I have been wanting to try this combination for a while, friends. Savoury porridge. Do stick with me on this one. Even my Asian flavours-loving husband took some convincing. But he’s on board now, full of admiration for this humble little bowl of unexpected, exciting and entirely comforting, flavours.
This recipe is very loosely adapted from Heidi Swanson’s Miso Oat Porridge, a recipe I had been dreaming about for some time. Today was the perfect morning to try it out. I’ve been running some workshops on Tuesday nights, which require an early and often rushed dinner, leaving me awake and ravenous soon after 6 on Wednesdays. Before Ben left for meetings and I prepared for my day, I scooted out of bed, whipped up this zucchini and miso porridge and then hopped online to share it with you all.
The zucchini addition was encouraged via a surplus of green beauties from Transition Farm, where I’ve been farming one day a week. Grating some into this porridge was a natural progression in my discovery of new ways to include these green goddesses in my diet. A fried egg with a runny yolk was an obligatory addition, though next time I would feel equally obliged to top our bowls with some toasted walnuts. In fact, I just re-read Heidi’s recipe and she did indeed call for toasted walnuts. We must have a strong culinary/name connection. Oh man, now I just sound creepy. Anyway, Ben felt some crumbled seaweed would be a lovely addition also and I cannot disagree.

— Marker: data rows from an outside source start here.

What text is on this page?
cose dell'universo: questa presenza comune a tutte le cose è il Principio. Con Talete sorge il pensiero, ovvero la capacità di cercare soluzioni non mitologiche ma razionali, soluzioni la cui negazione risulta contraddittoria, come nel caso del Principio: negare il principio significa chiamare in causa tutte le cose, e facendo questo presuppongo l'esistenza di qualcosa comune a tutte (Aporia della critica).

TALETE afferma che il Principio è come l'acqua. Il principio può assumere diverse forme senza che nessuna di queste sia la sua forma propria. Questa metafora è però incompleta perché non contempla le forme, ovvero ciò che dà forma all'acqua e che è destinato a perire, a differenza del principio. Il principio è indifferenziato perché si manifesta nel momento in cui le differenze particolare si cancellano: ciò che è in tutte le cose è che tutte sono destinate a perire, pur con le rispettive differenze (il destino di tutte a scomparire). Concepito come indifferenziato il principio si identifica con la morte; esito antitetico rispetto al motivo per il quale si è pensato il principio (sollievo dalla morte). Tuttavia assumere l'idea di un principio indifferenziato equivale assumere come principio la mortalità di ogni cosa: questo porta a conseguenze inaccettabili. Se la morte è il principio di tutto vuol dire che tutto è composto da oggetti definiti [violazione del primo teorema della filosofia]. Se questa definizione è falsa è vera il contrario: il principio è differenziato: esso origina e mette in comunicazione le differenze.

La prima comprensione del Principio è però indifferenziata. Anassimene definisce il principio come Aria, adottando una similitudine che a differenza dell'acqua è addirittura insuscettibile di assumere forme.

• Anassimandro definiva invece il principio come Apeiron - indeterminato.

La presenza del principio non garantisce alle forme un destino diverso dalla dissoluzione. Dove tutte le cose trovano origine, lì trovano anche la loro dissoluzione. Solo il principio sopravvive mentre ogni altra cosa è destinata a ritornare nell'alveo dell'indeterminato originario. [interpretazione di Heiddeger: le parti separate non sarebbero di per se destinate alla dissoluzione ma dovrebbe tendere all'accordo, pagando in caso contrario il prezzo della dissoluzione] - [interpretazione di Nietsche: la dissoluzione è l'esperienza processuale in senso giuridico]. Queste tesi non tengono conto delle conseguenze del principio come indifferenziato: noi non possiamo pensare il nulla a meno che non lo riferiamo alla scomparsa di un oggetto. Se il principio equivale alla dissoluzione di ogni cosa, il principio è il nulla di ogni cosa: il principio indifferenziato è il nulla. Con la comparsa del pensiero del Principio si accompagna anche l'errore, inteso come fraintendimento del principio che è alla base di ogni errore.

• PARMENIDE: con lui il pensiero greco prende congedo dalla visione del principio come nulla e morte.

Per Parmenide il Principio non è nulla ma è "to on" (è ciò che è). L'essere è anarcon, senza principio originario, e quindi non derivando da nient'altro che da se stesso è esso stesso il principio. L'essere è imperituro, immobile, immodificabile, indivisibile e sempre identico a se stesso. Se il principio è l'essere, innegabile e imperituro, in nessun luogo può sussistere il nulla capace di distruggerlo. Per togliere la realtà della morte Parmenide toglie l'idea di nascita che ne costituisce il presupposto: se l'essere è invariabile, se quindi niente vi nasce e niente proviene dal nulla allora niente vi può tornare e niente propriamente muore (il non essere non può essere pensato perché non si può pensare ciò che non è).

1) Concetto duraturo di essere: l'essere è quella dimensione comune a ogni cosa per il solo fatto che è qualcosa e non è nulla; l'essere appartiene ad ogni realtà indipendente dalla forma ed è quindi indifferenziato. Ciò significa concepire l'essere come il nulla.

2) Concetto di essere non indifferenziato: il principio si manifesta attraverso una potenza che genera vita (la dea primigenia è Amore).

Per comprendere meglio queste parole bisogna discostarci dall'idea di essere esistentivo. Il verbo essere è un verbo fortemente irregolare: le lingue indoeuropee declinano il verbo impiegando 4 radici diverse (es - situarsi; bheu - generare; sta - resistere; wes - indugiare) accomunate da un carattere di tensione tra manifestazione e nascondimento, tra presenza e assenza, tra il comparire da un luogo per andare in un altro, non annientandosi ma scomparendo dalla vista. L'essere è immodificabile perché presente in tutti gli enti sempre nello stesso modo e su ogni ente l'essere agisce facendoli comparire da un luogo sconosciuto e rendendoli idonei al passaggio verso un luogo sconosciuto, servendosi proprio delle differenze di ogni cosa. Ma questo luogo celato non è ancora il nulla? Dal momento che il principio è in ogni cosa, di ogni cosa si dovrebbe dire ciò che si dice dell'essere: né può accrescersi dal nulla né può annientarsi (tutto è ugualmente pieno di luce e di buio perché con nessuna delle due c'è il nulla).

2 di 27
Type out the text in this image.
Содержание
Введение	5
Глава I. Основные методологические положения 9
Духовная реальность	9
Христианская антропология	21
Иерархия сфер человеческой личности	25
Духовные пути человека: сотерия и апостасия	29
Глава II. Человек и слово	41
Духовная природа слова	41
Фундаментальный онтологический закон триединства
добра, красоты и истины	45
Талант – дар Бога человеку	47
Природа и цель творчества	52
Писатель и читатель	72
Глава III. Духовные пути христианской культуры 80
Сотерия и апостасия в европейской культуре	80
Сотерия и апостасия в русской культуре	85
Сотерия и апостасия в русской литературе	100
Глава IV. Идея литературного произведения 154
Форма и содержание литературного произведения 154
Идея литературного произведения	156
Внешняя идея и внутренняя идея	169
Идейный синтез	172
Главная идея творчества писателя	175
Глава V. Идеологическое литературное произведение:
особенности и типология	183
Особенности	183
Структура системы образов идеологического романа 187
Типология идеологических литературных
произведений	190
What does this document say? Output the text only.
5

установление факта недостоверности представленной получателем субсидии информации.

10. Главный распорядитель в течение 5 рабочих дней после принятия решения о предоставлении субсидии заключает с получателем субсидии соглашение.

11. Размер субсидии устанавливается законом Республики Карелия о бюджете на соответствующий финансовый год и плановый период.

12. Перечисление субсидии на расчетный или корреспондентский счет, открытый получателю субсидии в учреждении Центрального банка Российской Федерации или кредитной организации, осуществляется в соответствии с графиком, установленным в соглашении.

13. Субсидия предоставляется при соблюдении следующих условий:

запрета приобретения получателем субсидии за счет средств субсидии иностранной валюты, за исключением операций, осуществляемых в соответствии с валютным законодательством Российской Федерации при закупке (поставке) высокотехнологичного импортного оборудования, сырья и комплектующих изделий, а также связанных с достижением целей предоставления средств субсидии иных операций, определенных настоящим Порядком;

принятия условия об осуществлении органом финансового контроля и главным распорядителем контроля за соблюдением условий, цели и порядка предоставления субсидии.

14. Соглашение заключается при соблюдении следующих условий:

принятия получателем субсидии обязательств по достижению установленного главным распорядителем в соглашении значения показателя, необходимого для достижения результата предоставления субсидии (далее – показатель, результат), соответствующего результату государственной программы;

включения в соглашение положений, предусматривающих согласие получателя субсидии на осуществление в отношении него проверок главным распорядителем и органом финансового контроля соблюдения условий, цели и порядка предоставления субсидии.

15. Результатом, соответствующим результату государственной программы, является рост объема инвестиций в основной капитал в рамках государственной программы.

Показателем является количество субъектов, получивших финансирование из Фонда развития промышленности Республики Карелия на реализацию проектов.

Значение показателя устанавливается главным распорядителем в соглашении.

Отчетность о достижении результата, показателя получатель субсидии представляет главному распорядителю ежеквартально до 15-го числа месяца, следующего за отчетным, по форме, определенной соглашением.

Zucchini and Miso Porridge
10 g Unsalted Butter
1 cup Rolled Oats
1 small Zucchini, grated
1 & 1/3 cups Water
2 teaspoons Miso Paste (or more, to taste)
1 Radish, thinly sliced
1 handful chopped Parsley or Coriander
Freshly Cracked Black Pepper
Optional toppings: toasted walnuts, dried seaweed, spring onion or chives.
1. Melt the butter in a small saucepan, then add the oats and cook for a couple of minutes until toasty.
2. Add the water and zucchini and cook for ~5 minutes until the water is absorbed and the oats plump up. Add more water if desired.
3. Meanwhile, fry your eggs in a non-stick pan. Crack the egg onto a hot pan and cook for a few minutes until the white is cooked but the yolk is still runny. You might like to use a lid to cover the pan for a minute or so. This will help steam the egg and ensure the yolk partially cooks without needing to flip your egg or dry it out.
4. Add the miso paste a teaspoon at a time to the porridge, stir to combine and taste, then add more if you want a stronger flavour.
5. Serve the porridge in bowls, topped with a fried egg, sliced radish, chopped herbs and freshly cracked black pepper.
What did you have for breakfast today?